House Democrats unveiled a budget document Thursday that would cap discretionary spending at $1.12 trillion, $7 billion less than what President Barack Obama proposed.
The “budget enforcement resolution” Democrats are substituting for a traditional budget resolution doesn’t detail how record deficits would be reduced, but sets spending levels below those proposed by the White House and Senate. It kicks hard decisions about the budget down the road to a fiscal commission.
The enforcement resolution is being used because
rank-and-file Democrats did not want to vote for a budget resolution that would show large deficits, particularly in an election year marked by worries about
the nation’s fiscal solvency.
The measure, written by House Budget Committee Chairman John Spratt (D-S.C.), calls for a budget by 2015 that would be balanced except for debt interest payments. This mirrors a goal already set out by Obama.
Spratt’s measure doesn’t say what policies Congress should
enact to reach that out-year goal, something past budget resolutions have done.

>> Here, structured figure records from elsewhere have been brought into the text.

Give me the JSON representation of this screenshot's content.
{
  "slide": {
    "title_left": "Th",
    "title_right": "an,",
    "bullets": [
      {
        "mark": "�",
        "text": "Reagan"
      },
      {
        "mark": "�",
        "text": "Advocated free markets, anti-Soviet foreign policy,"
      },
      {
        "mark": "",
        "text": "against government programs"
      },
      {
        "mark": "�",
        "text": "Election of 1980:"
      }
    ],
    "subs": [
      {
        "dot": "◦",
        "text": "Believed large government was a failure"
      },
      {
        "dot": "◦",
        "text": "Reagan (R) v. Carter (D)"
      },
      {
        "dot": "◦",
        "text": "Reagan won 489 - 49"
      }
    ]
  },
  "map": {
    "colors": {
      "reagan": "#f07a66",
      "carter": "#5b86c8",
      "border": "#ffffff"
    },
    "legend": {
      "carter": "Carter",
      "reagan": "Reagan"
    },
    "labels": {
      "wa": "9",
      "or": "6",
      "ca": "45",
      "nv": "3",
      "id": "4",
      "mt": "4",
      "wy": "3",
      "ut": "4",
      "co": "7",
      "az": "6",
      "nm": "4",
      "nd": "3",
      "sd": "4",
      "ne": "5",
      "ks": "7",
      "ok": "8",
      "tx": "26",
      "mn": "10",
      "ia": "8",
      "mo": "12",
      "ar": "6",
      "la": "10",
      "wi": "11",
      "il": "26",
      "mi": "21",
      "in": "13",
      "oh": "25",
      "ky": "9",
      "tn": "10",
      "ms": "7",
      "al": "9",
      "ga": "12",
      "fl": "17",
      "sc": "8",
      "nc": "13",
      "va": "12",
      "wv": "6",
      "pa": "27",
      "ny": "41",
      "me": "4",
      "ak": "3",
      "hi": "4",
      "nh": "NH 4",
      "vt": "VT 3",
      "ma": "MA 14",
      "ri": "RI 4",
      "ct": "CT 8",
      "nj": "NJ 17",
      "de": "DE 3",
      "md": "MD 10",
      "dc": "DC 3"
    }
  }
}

Instead, it relies on the White House fiscal commission, a bipartisan panel looking
at tax, spending and entitlement policies, to come up with a plan to halve the
projected $1.5 trillion 2010 deficit by 2015.

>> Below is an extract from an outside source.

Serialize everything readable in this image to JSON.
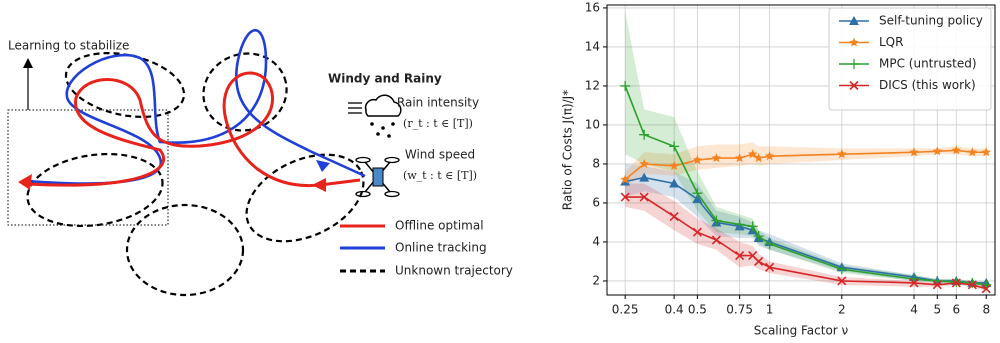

“While this resolution does not project the budget out over five years, it does look to the future by assuring that the House will have an opportunity to vote this year on longer-term budget proposals made by the president’s Fiscal Commission and approved by the Senate,” Spratt said.
The White House panel plans to report out its recommendations in December.

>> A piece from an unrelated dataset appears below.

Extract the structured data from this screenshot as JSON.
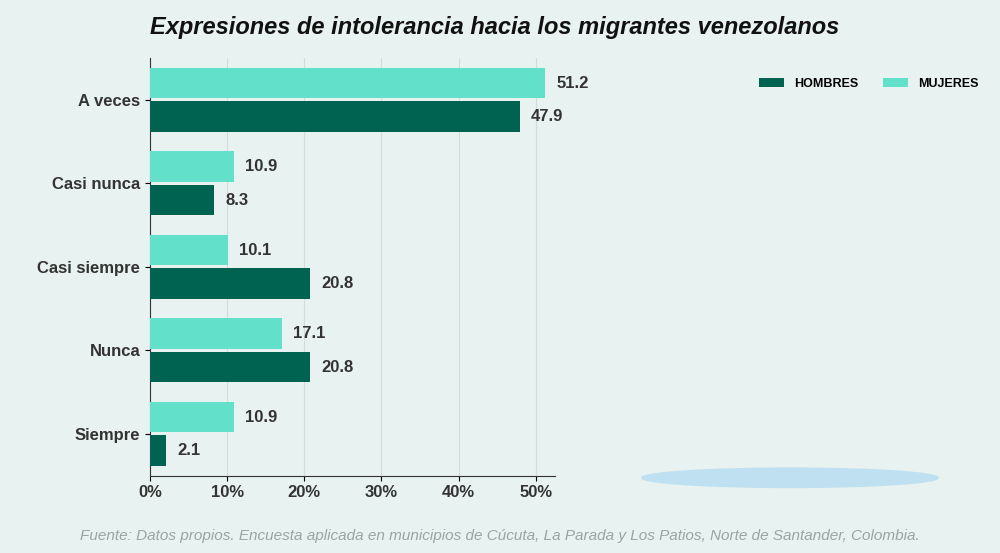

Republican leaders have slammed the Democrats’ decision not to do a traditional budget when deficits are soaring, seeing it as more evidence of their inability to govern.
Congress failed to adopt a full budget resolution four times when Republicans controlled the House, but on each of those occasions the House approved its own budget.
Spratt’s measure would also increase funding for programs seeking to root out
waste and sync the pay-as-you-go law enacted this year with a previous House
pay-go rule, which was less stringent but still in effect.